Mr Waszczykowski, a former Minister of Foreign Affairs of Poland, also asked whether: “the Commission does not recognise the fact that Germany’s energy policy is leading to financing Russian aggression.”
The ECR MEP stressed that the idea of decarbonisation promoted by the European Commission and Mr Borrell – which assumes that “in the next 10 or 20 years” energy exports to the EU will decrease significantly – ”sounds like a sentence for countries struggling with Russian aggression”. As noted by Mr Waszczykowski, over the past 15 years “Russia invaded Georgia and Ukraine, and participated in a hybrid attack on Poland, Lithuania and Latvia.”
“I sent this written question almost exactly 3 months before the ongoing Russian invasion began. In the meantime, the reality has verified the notions contained in it,”
Waszczykowski commented. “I received the reply from the High Representative yesterday, which is almost exactly one month after the Russian attack. Therefore, Mr Borrell had enough time to reflect, but his answer is so detached from reality, it is as if there was no bloody war at our borders at all,” he added.
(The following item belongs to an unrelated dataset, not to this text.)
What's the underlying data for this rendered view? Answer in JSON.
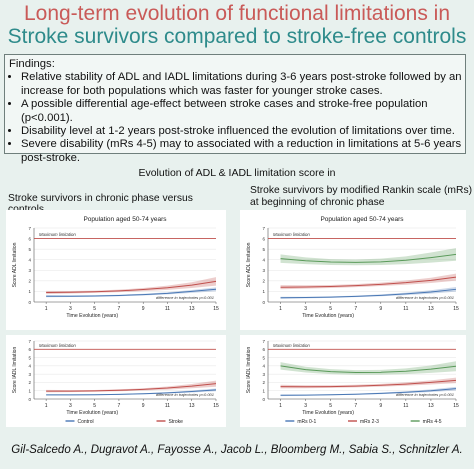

Mr Borrell’s response reads, among other things, that oil and gas revenues account for around 28 per cent of the Russian budget. Russia’s defence spending, in turn, accounts for around 16.5 per cent of its budgetary spending. Nevertheless, Mr Borrell stated explicitly that “this cannot be considered as supporting Russia’s foreign and defence policy.”
Commenting on these words, Mr Waszczykowski said: ”Mr Borrell’s response is outrageous. Even a bloody war at the borders of the EU would not open his eyes. The High Representative is clearly doing the bidding of the German government. For years, we have been trying to explain to our partners that energy dependence on Russia will lead to catastrophe. Our words, however, fell on deaf ears in Berlin and Brussels.”
“The Germans, not the Ukrainians, should pay for the mistakes of the all the consecutive iterations of the German government. Unfortunately, for Chancellor Scholz, the potential economic slowdown and higher energy prices for German society are unacceptable. Instead, what we have is a constant financing of Putin’s war machine, while Ukrainians pay with their own blood for decades of erroneous German policy. All this because what apparently matters more is that the Germans don’t get too cold without Russian gas. If Borrell cannot see the correlation, he should step down”, concluded Waszczykowski.